China says graft taking toll as party turns 85
BEIJING, June 30 (Reuters) Chinese Communist Party chief Hu Jintao warned that corruption is sapping the party's authority and called for a crackdown in the wake of scandals that have exposed corrosive official abuses as market reform deepens.
Hu told a meeting in Beijing marking the 85th anniversary of the Communist Party's founding that despite a long campaign to root out corruption, official abuse remained widespread.
''In some spheres, corruption remains quite serious,'' Hu said in a speech broadcast live on Chinese television today.
''There are continued cases of leading officials abusing power for private gain, engaging in graft and bending the law and falling into corruption and dissolution.'' Hu's speech comes after a string of scandals highlighted misdeeds among senior officials, including the military.
Yesterday, China announced it had sacked a top naval officer, Wang Shouye, for economic abuses and also detained a vice governor of the eastern province of Anhui accused of taking bribes. Earlier this month, Beijing Vice Mayor Liu Zhihua was sacked, accused of corruption and dissolute behaviour.
Hu said such abuses threatened the party's control.
''If a ruling party cannot maintain flesh-and-blood ties with the people, if it loses the people's support, it will lose its vitality,'' he said.
CRACKDOWN Yet Hu appears unwilling to prescribe dramatic political reform to strike against corruption, fearing drastic medicine could erode party control, said Ding Xueliang, of the Hong Kong University of Science and Technology.
''The room for improvement in official discipline and law enforcement is huge, but the costs are too -- that's the fundamental dilemma,'' Ding said. ''They know about the problem and the many possible solutions. But the question is: do they want to pay the price?'' Hu said efforts to reinforce ideological loyalty and spread wealth to China's poor could ensure the Marxist party retains power even as it press ahead with market reform.
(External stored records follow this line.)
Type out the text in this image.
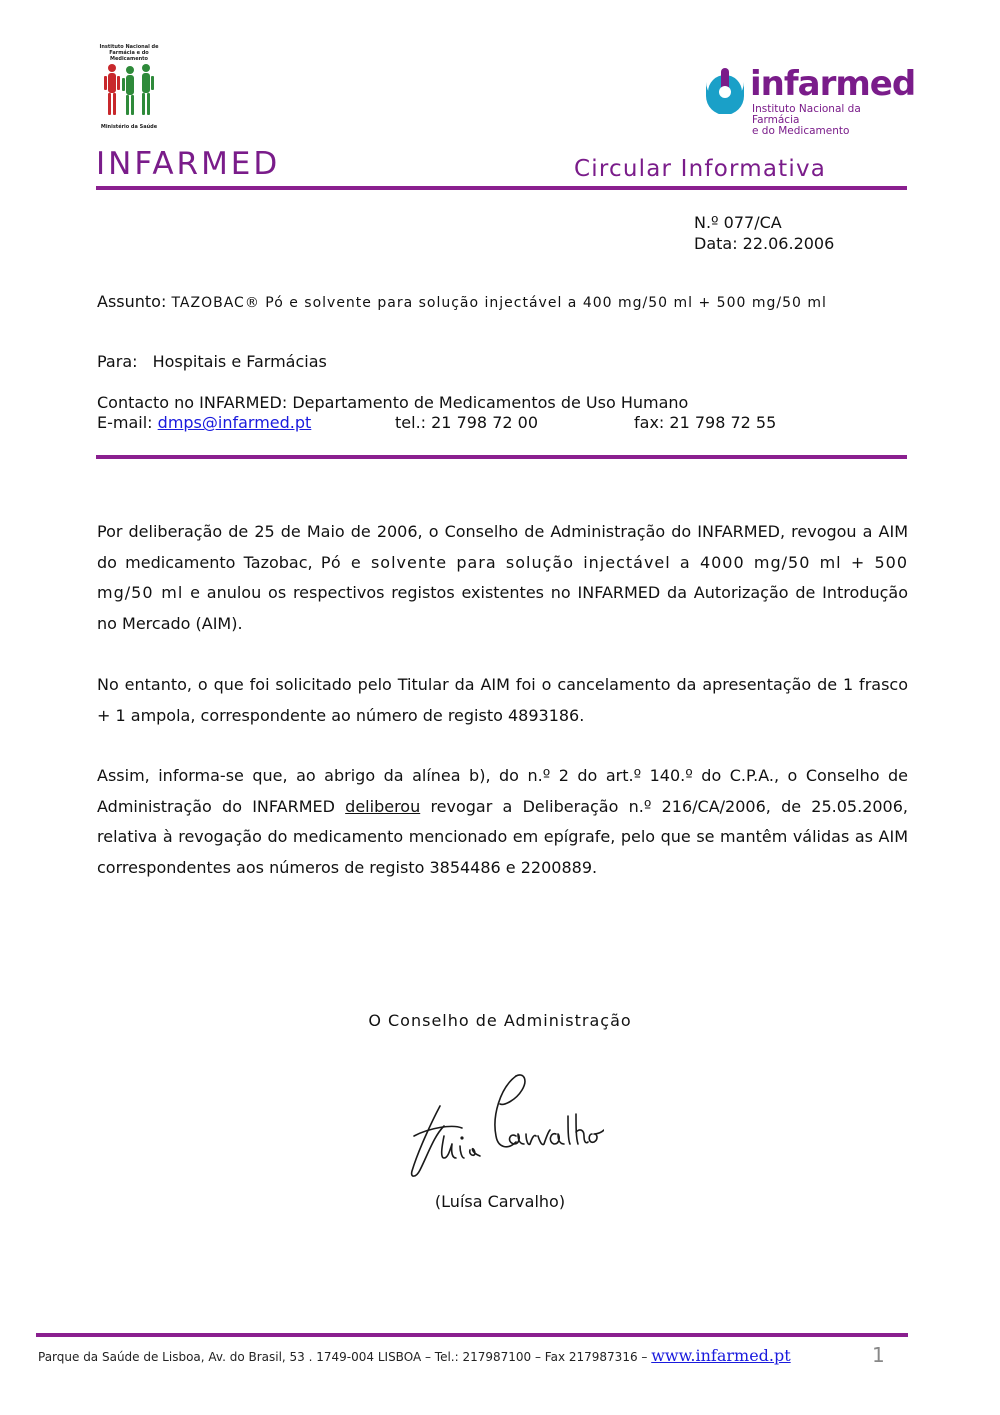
Instituto Nacional de Farmácia e do Medicamento
Ministério da Saúde
infarmed
Instituto Nacional da Farmácia
e do Medicamento
INFARMED	Circular Informativa
N.º 077/CA
Data: 22.06.2006
Assunto: TAZOBAC® Pó e solvente para solução injectável a 400 mg/50 ml + 500 mg/50 ml
Para: Hospitais e Farmácias
Contacto no INFARMED: Departamento de Medicamentos de Uso Humano
E-mail: dmps@infarmed.pt	tel.: 21 798 72 00	fax: 21 798 72 55

Por deliberação de 25 de Maio de 2006, o Conselho de Administração do INFARMED, revogou a AIM do medicamento Tazobac, Pó e solvente para solução injectável a 4000 mg/50 ml + 500 mg/50 ml e anulou os respectivos registos existentes no INFARMED da Autorização de Introdução no Mercado (AIM).

No entanto, o que foi solicitado pelo Titular da AIM foi o cancelamento da apresentação de 1 frasco + 1 ampola, correspondente ao número de registo 4893186.

Assim, informa-se que, ao abrigo da alínea b), do n.º 2 do art.º 140.º do C.P.A., o Conselho de Administração do INFARMED deliberou revogar a Deliberação n.º 216/CA/2006, de 25.05.2006, relativa à revogação do medicamento mencionado em epígrafe, pelo que se mantêm válidas as AIM correspondentes aos números de registo 3854486 e 2200889.

O Conselho de Administração
(Luísa Carvalho)
Parque da Saúde de Lisboa, Av. do Brasil, 53 . 1749-004 LISBOA – Tel.: 217987100 – Fax 217987316 – www.infarmed.pt	1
For the past 18 months, Hu has overseen a re-education campaign to instil ''advanced'' discipline among the party's 70 million members before a congress likely next year that may see many leadership changes.
''We must conscientiously resist money-worship, hedonism, extreme individualism and other inundations of negative, rotten ideology and culture,'' Hu said.
Hu appears to have been affronted that senior officials took little heed of his campaign against corruption, said David Kelly, an expert on Chinese politics at the East Asian Institute of the National University of Singapore.
''This is such widespread disrespect that Hu seems to have taken it as a slap in the face,'' Kelly said of the recent toppling of Liu, the Beijing official.
Hu's speech was notably short of nods to his predecessor, Jiang Zemin, who promoted capitalists as party members, but he praised Mao Zedong and other revolutionary founders.
The ceremony, a day ahead of the actual anniversary yesterday, ended with officials standing while a band played the Internationale, the traditional Communist anthem.